What does the future look like for social media?
Ashlie: If I had a crystal ball and could predict the future of social media, I probably wouldn’t have a job for very long as a fortune teller because it changes all the time. It’s hard to know what the future looks like. In a year from now, things could look quite different. If you’d asked me this, 18 months ago, I might not have told you about TikToK. Here we are today. People are spending more time on TikToK than they are on Facebook. It does change so quickly. But I think there are three trends that are important to highlight. The first is that people love the anonymity of social media. If you think about Facebook, for example, it’s probably a personal account for you. LinkedIn, same way, professional, but your name is still tied to it. People know who you are.

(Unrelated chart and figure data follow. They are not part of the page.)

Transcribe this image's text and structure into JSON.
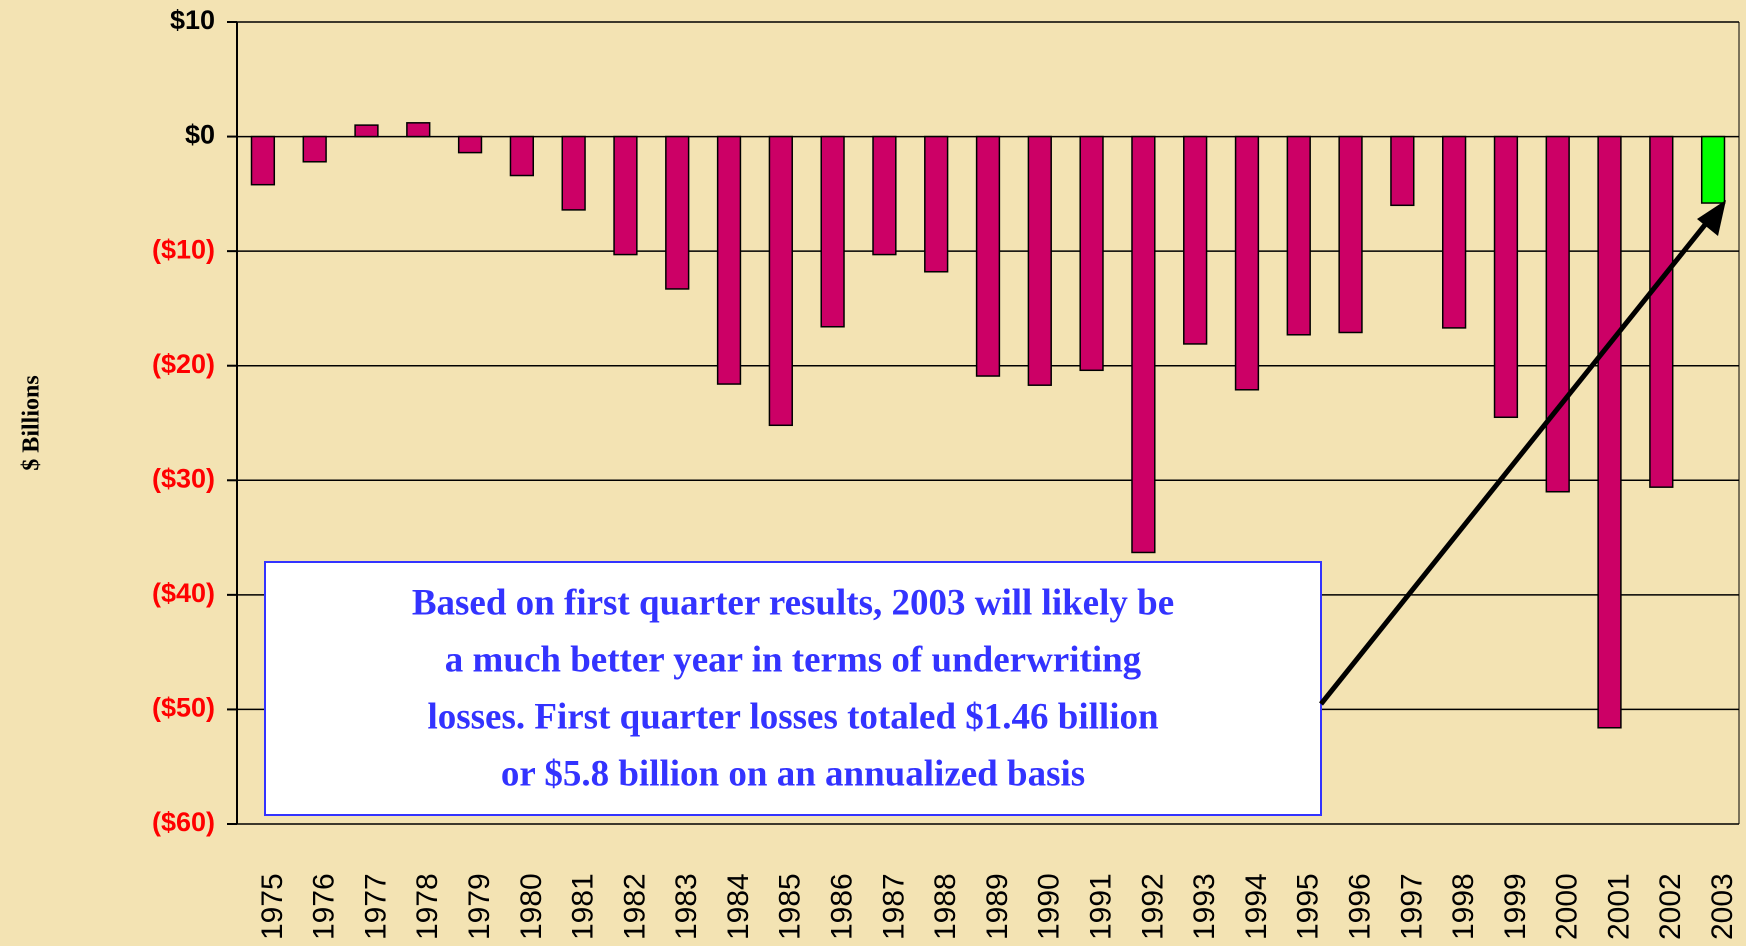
{
  "chart_data": {
    "type": "bar",
    "y_axis_label": "$ Billions",
    "categories": [
      "1975",
      "1976",
      "1977",
      "1978",
      "1979",
      "1980",
      "1981",
      "1982",
      "1983",
      "1984",
      "1985",
      "1986",
      "1987",
      "1988",
      "1989",
      "1990",
      "1991",
      "1992",
      "1993",
      "1994",
      "1995",
      "1996",
      "1997",
      "1998",
      "1999",
      "2000",
      "2001",
      "2002",
      "2003"
    ],
    "values": [
      -4.2,
      -2.2,
      1.0,
      1.2,
      -1.4,
      -3.4,
      -6.4,
      -10.3,
      -13.3,
      -21.6,
      -25.2,
      -16.6,
      -10.3,
      -11.8,
      -20.9,
      -21.7,
      -20.4,
      -36.3,
      -18.1,
      -22.1,
      -17.3,
      -17.1,
      -6.0,
      -16.7,
      -24.5,
      -31.0,
      -51.6,
      -30.6,
      -5.8
    ],
    "colors": [
      "#cc0066",
      "#cc0066",
      "#cc0066",
      "#cc0066",
      "#cc0066",
      "#cc0066",
      "#cc0066",
      "#cc0066",
      "#cc0066",
      "#cc0066",
      "#cc0066",
      "#cc0066",
      "#cc0066",
      "#cc0066",
      "#cc0066",
      "#cc0066",
      "#cc0066",
      "#cc0066",
      "#cc0066",
      "#cc0066",
      "#cc0066",
      "#cc0066",
      "#cc0066",
      "#cc0066",
      "#cc0066",
      "#cc0066",
      "#cc0066",
      "#cc0066",
      "#00ff00"
    ],
    "ylim": [
      -60,
      10
    ],
    "yticks": [
      {
        "value": 10,
        "label": "$10"
      },
      {
        "value": 0,
        "label": "$0"
      },
      {
        "value": -10,
        "label": "($10)"
      },
      {
        "value": -20,
        "label": "($20)"
      },
      {
        "value": -30,
        "label": "($30)"
      },
      {
        "value": -40,
        "label": "($40)"
      },
      {
        "value": -50,
        "label": "($50)"
      },
      {
        "value": -60,
        "label": "($60)"
      }
    ],
    "grid": true,
    "annotation": [
      "Based on first quarter results, 2003 will likely be",
      "a much better year in terms of underwriting",
      "losses.  First quarter losses totaled $1.46 billion",
      "or $5.8 billion on an annualized basis"
    ]
  }
}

If we look at user behaviors now, we’re starting to see people feeling much more comfortable in being an anonymous person. You know, Reddit has been around for a long time, but we’re starting to see that pick up amongst some demographics that haven’t really used Reddit all too often before. One reason is because of the anonymity. You look at TikToK. Users can have an anonymous user name there where they feel safer engaging with content, posting content, that maybe you wouldn’t want everybody in your personal or professional life to see. That doesn’t mean you should do anything bad. It just means that people feel safer to maybe really express how they really feel. I think that’s a big trend and that we’re going to continue to see it more. I would also say we’ll see more direct messaging or private apps. Think WhatsApp, for example, or even Messenger. We know Facebook has been pushing that a lot, but I do think there is going to be a continuous push for these one-to-one messaging apps and platforms. And that’s about it. I’m not going to make too many predictions because it will change way too often!
Awesome insights, Ashlie! Thank you.